As others have pointed out, the deeper question that begs to be asked is: “Who counts as rich?” There’s an entire group out there, whom James Surowiecki calls “the lower upper class,” who have fallen short of the to one-to-two percent of earners.
In order to be consistent, let’s look at the expiration of tax cuts for the “middle class,” realizing it’s a slippery label at best. A July 25 New York Times financial analysis did not go into the additional money the middle class would have to pay if their tax cuts expire — but it could amount to as much as $1.6 trillion over several years. Since this issue is so political, what with the November Congressional elections looming, conventional wisdom holds that neither party would dare eliminate this “middle class” tax cut.
But the press should examine this complicated issue, because the explosion in wealth at the top of the pyramid (particularly in the very top one tenth of the top one percent) has meant many doctors, lawyers, accountants, and investors making more than $150,000 a year (or $200,000 per household ) do not feel “rich,” and desperately want to retain their lower tax rate. Yet I favor ending my own “middle class” economic group’s tax-breaks in January, along with those of the wealthier tax brackets. Its part of the Social Gospel that those of us actively working should contribute to the welfare of others — the elderly, the disabled and ill, the poor, and the homeless.
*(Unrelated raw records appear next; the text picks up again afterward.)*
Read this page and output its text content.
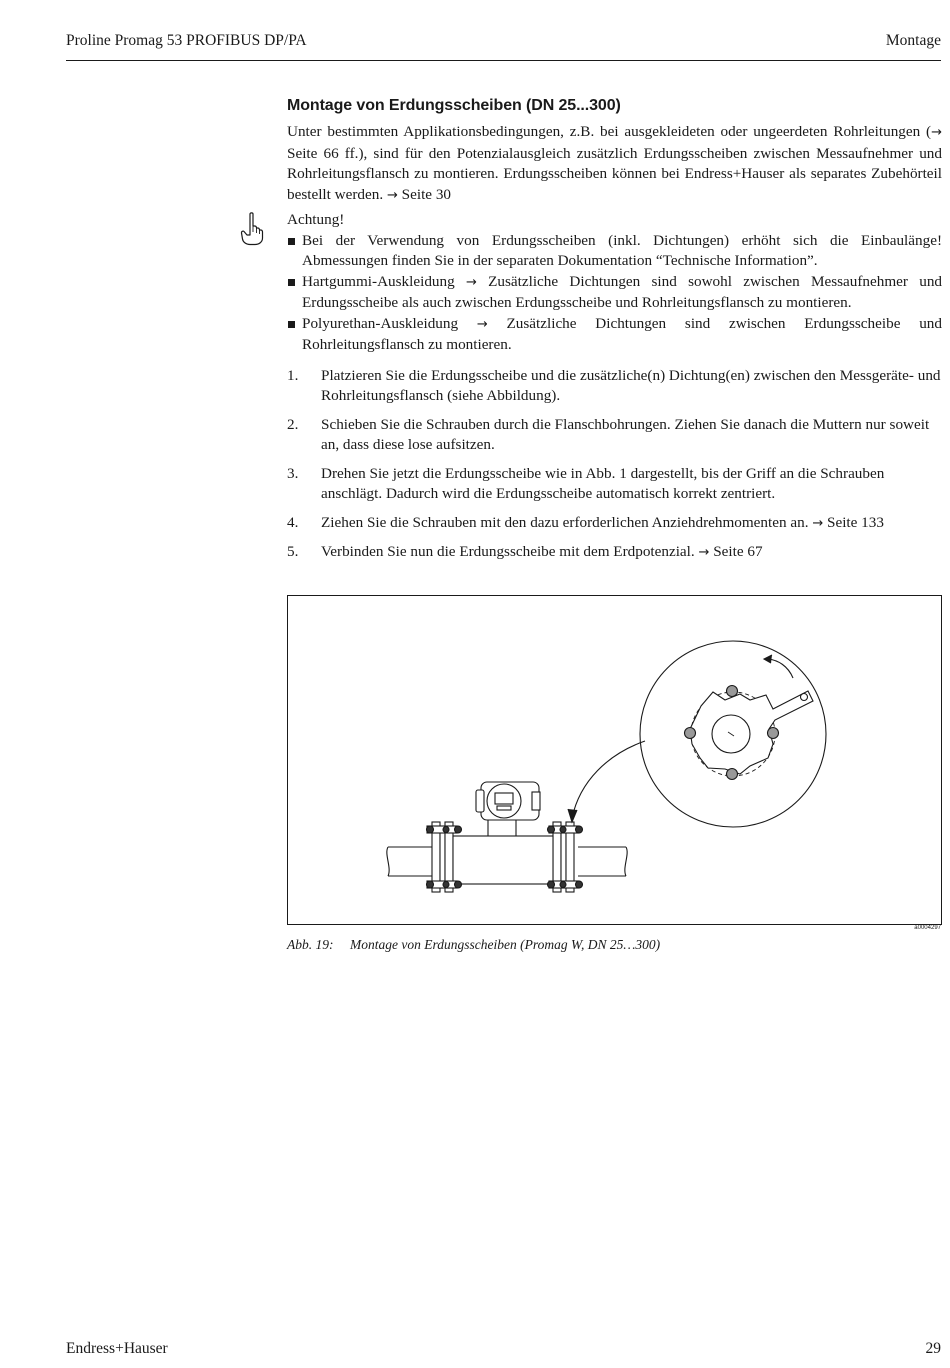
Proline Promag 53 PROFIBUS DP/PA	Montage
Montage von Erdungsscheiben (DN 25...300)

Unter bestimmten Applikationsbedingungen, z.B. bei ausgekleideten oder ungeerdeten Rohrleitungen (→ Seite 66 ff.), sind für den Potenzialausgleich zusätzlich Erdungsscheiben zwischen Messaufnehmer und Rohrleitungsflansch zu montieren. Erdungsscheiben können bei Endress+Hauser als separates Zubehörteil bestellt werden. → Seite 30

Achtung!

Bei der Verwendung von Erdungsscheiben (inkl. Dichtungen) erhöht sich die Einbaulänge! Abmessungen finden Sie in der separaten Dokumentation “Technische Information”.
Hartgummi-Auskleidung → Zusätzliche Dichtungen sind sowohl zwischen Messaufnehmer und Erdungsscheibe als auch zwischen Erdungsscheibe und Rohrleitungsflansch zu montieren.
Polyurethan-Auskleidung → Zusätzliche Dichtungen sind zwischen Erdungsscheibe und Rohrleitungsflansch zu montieren.
1. Platzieren Sie die Erdungsscheibe und die zusätzliche(n) Dichtung(en) zwischen den Messgeräte- und Rohrleitungsflansch (siehe Abbildung).
2. Schieben Sie die Schrauben durch die Flanschbohrungen. Ziehen Sie danach die Muttern nur soweit an, dass diese lose aufsitzen.
3. Drehen Sie jetzt die Erdungsscheibe wie in Abb. 1 dargestellt, bis der Griff an die Schrauben anschlägt. Dadurch wird die Erdungsscheibe automatisch korrekt zentriert.
4. Ziehen Sie die Schrauben mit den dazu erforderlichen Anziehdrehmomenten an. → Seite 133
5. Verbinden Sie nun die Erdungsscheibe mit dem Erdpotenzial. → Seite 67
a0004297
Abb. 19: Montage von Erdungsscheiben (Promag W, DN 25…300)
Endress+Hauser	29
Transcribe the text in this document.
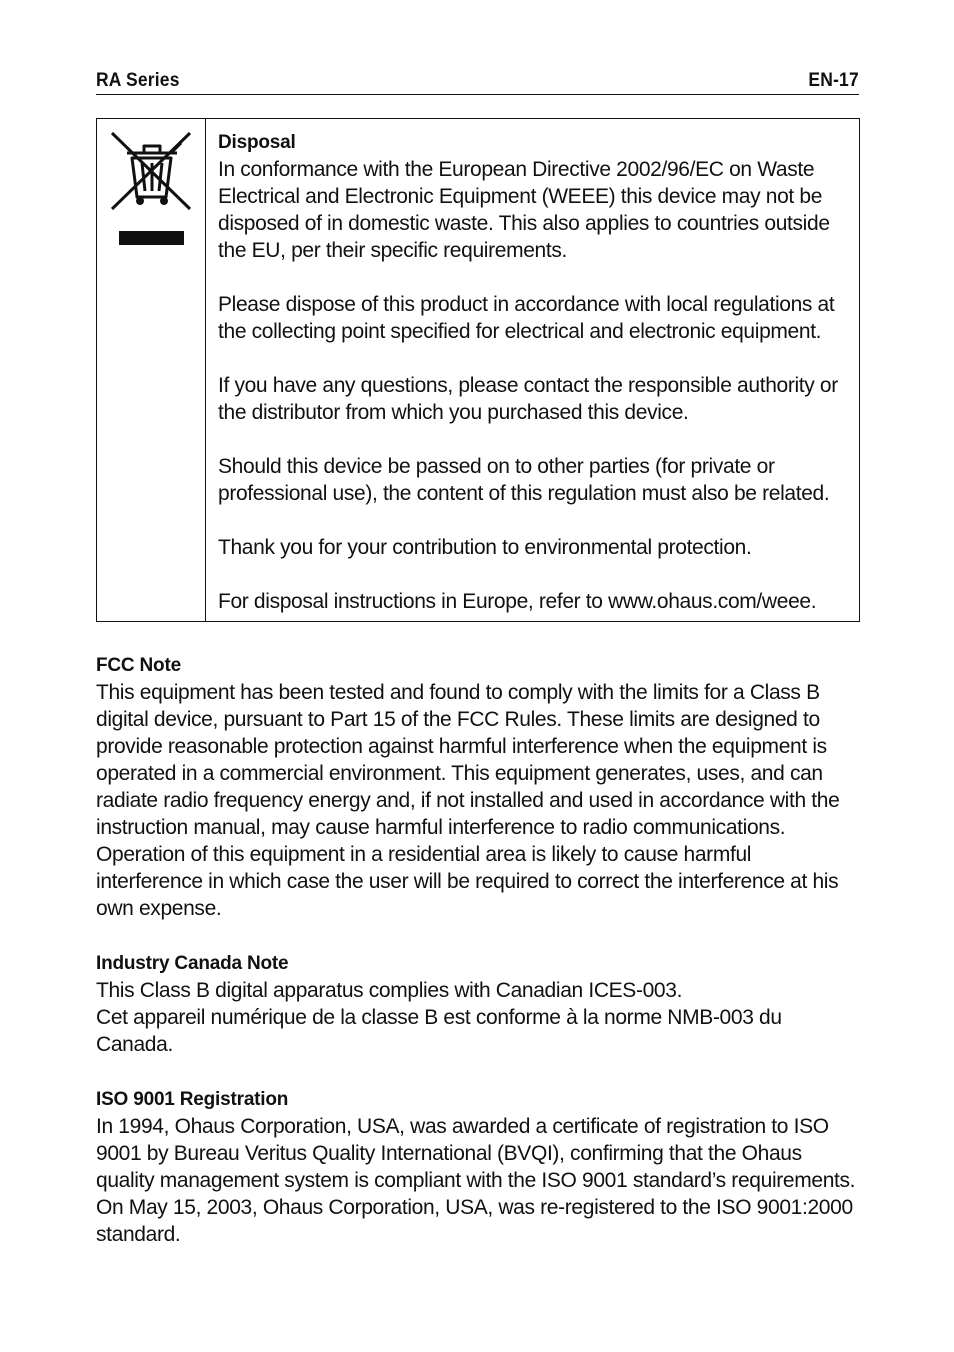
RA Series	EN-17

Disposal

In conformance with the European Directive 2002/96/EC on Waste Electrical and Electronic Equipment (WEEE) this device may not be disposed of in domestic waste. This also applies to countries outside the EU, per their specific requirements.

Please dispose of this product in accordance with local regulations at the collecting point specified for electrical and electronic equipment.

If you have any questions, please contact the responsible authority or the distributor from which you purchased this device.

Should this device be passed on to other parties (for private or professional use), the content of this regulation must also be related.

Thank you for your contribution to environmental protection.

For disposal instructions in Europe, refer to www.ohaus.com/weee.

FCC Note

This equipment has been tested and found to comply with the limits for a Class B digital device, pursuant to Part 15 of the FCC Rules. These limits are designed to provide reasonable protection against harmful interference when the equipment is operated in a commercial environment. This equipment generates, uses, and can radiate radio frequency energy and, if not installed and used in accordance with the instruction manual, may cause harmful interference to radio communications. Operation of this equipment in a residential area is likely to cause harmful interference in which case the user will be required to correct the interference at his own expense.

Industry Canada Note

This Class B digital apparatus complies with Canadian ICES-003.

Cet appareil numérique de la classe B est conforme à la norme NMB-003 du Canada.

ISO 9001 Registration

In 1994, Ohaus Corporation, USA, was awarded a certificate of registration to ISO 9001 by Bureau Veritus Quality International (BVQI), confirming that the Ohaus quality management system is compliant with the ISO 9001 standard’s requirements. On May 15, 2003, Ohaus Corporation, USA, was re-registered to the ISO 9001:2000 standard.
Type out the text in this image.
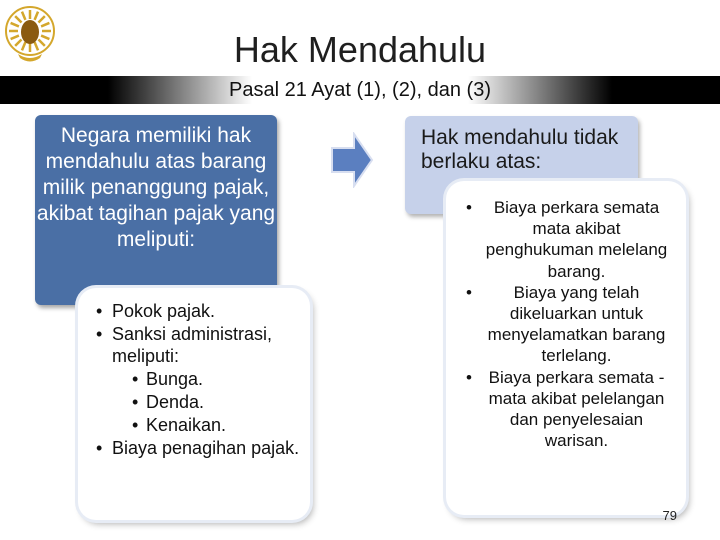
Hak Mendahulu
Pasal 21 Ayat (1), (2), dan (3)
Negara memiliki hak mendahulu atas barang milik penanggung pajak, akibat tagihan pajak yang meliputi:
• Pokok pajak.
• Sanksi administrasi, meliputi:
• Bunga.
• Denda.
• Kenaikan.
• Biaya penagihan pajak.
Hak mendahulu tidak berlaku atas:
• Biaya perkara semata mata akibat penghukuman melelang barang.
• Biaya yang telah dikeluarkan untuk menyelamatkan barang terlelang.
• Biaya perkara semata - mata akibat pelelangan dan penyelesaian warisan.
79
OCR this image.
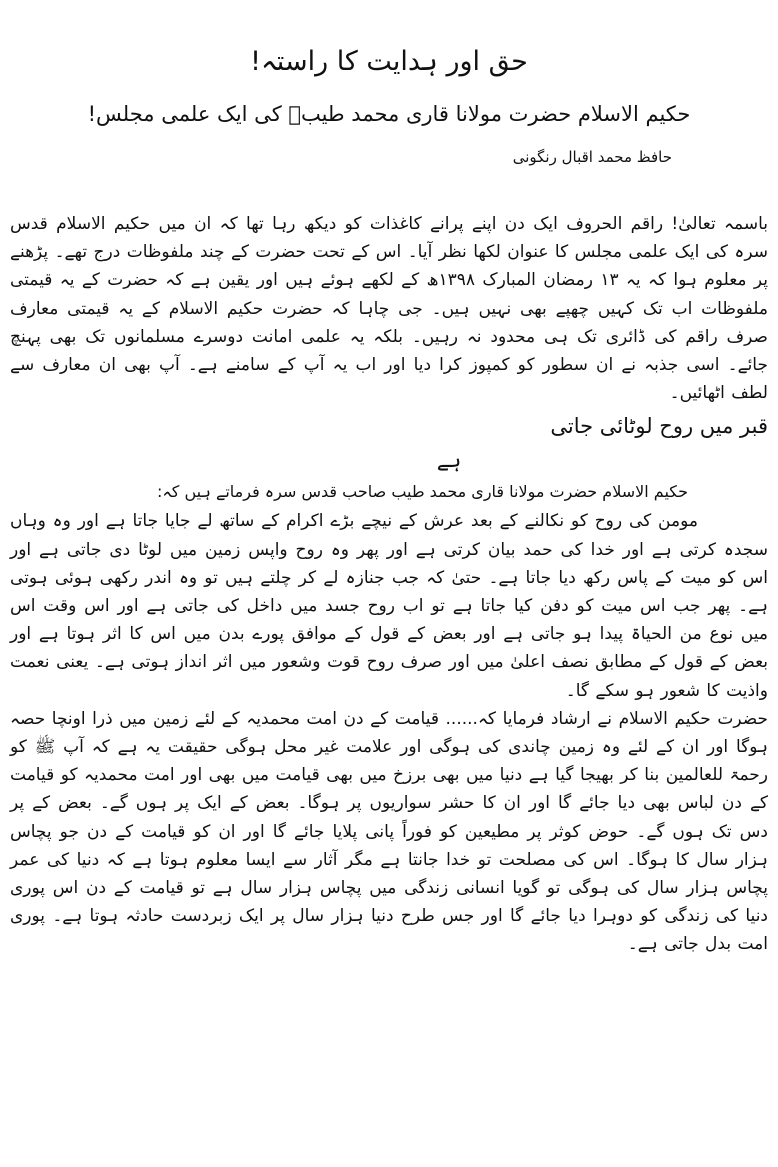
حق اور ہدایت کا راستہ!
حکیم الاسلام حضرت مولانا قاری محمد طیبؒ کی ایک علمی مجلس!
حافظ محمد اقبال رنگونی

باسمہ تعالیٰ! راقم الحروف ایک دن اپنے پرانے کاغذات کو دیکھ رہا تھا کہ ان میں حکیم الاسلام قدس سرہ کی ایک علمی مجلس کا عنوان لکھا نظر آیا۔ اس کے تحت حضرت کے چند ملفوظات درج تھے۔ پڑھنے پر معلوم ہوا کہ یہ ۱۳ رمضان المبارک ۱۳۹۸ھ کے لکھے ہوئے ہیں اور یقین ہے کہ حضرت کے یہ قیمتی ملفوظات اب تک کہیں چھپے بھی نہیں ہیں۔ جی چاہا کہ حضرت حکیم الاسلام کے یہ قیمتی معارف صرف راقم کی ڈائری تک ہی محدود نہ رہیں۔ بلکہ یہ علمی امانت دوسرے مسلمانوں تک بھی پہنچ جائے۔ اسی جذبہ نے ان سطور کو کمپوز کرا دیا اور اب یہ آپ کے سامنے ہے۔ آپ بھی ان معارف سے لطف اٹھائیں۔

قبر میں روح لوٹائی جاتی
ہے
حکیم الاسلام حضرت مولانا قاری محمد طیب صاحب قدس سرہ فرماتے ہیں کہ:

مومن کی روح کو نکالنے کے بعد عرش کے نیچے بڑے اکرام کے ساتھ لے جایا جاتا ہے اور وہ وہاں سجدہ کرتی ہے اور خدا کی حمد بیان کرتی ہے اور پھر وہ روح واپس زمین میں لوٹا دی جاتی ہے اور اس کو میت کے پاس رکھ دیا جاتا ہے۔ حتیٰ کہ جب جنازہ لے کر چلتے ہیں تو وہ اندر رکھی ہوئی ہوتی ہے۔ پھر جب اس میت کو دفن کیا جاتا ہے تو اب روح جسد میں داخل کی جاتی ہے اور اس وقت اس میں نوع من الحیاۃ پیدا ہو جاتی ہے اور بعض کے قول کے موافق پورے بدن میں اس کا اثر ہوتا ہے اور بعض کے قول کے مطابق نصف اعلیٰ میں اور صرف روح قوت وشعور میں اثر انداز ہوتی ہے۔ یعنی نعمت واذیت کا شعور ہو سکے گا۔

حضرت حکیم الاسلام نے ارشاد فرمایا کہ...... قیامت کے دن امت محمدیہ کے لئے زمین میں ذرا اونچا حصہ ہوگا اور ان کے لئے وہ زمین چاندی کی ہوگی اور علامت غیر محل ہوگی حقیقت یہ ہے کہ آپ ﷺ کو رحمۃ للعالمین بنا کر بھیجا گیا ہے دنیا میں بھی برزخ میں بھی قیامت میں بھی اور امت محمدیہ کو قیامت کے دن لباس بھی دیا جائے گا اور ان کا حشر سواریوں پر ہوگا۔ بعض کے ایک پر ہوں گے۔ بعض کے پر دس تک ہوں گے۔ حوض کوثر پر مطیعین کو فوراً پانی پلایا جائے گا اور ان کو قیامت کے دن جو پچاس ہزار سال کا ہوگا۔ اس کی مصلحت تو خدا جانتا ہے مگر آثار سے ایسا معلوم ہوتا ہے کہ دنیا کی عمر پچاس ہزار سال کی ہوگی تو گویا انسانی زندگی میں پچاس ہزار سال ہے تو قیامت کے دن اس پوری دنیا کی زندگی کو دوہرا دیا جائے گا اور جس طرح دنیا ہزار سال پر ایک زبردست حادثہ ہوتا ہے۔ پوری امت بدل جاتی ہے۔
Without the restored revenues from all the expiring tax cuts, our federal government, which we expect to do so much, will lose around $3 trillion ($3,000,000,000) over the next decade. Treasury Secretary Timothy Geithner, a Wall Street insider if there ever was one, said last month that the expiration of the tax-cuts would not harm the economic recovery. Recent Nobel Prize winner in economics Paul Krugman agrees. Yet all we hear from conservatives is, “Don’t raise my taxes!” (See: Tea Party.) We have to ask: Where is the gratitude from the wealthiest 2 percent of Americans for their nine years of fabulous tax cuts, given out in 2001 and 2003 during the financial bubble? It’s like the political leaders of the city of Bell [LA] paying themselves outlandish salaries.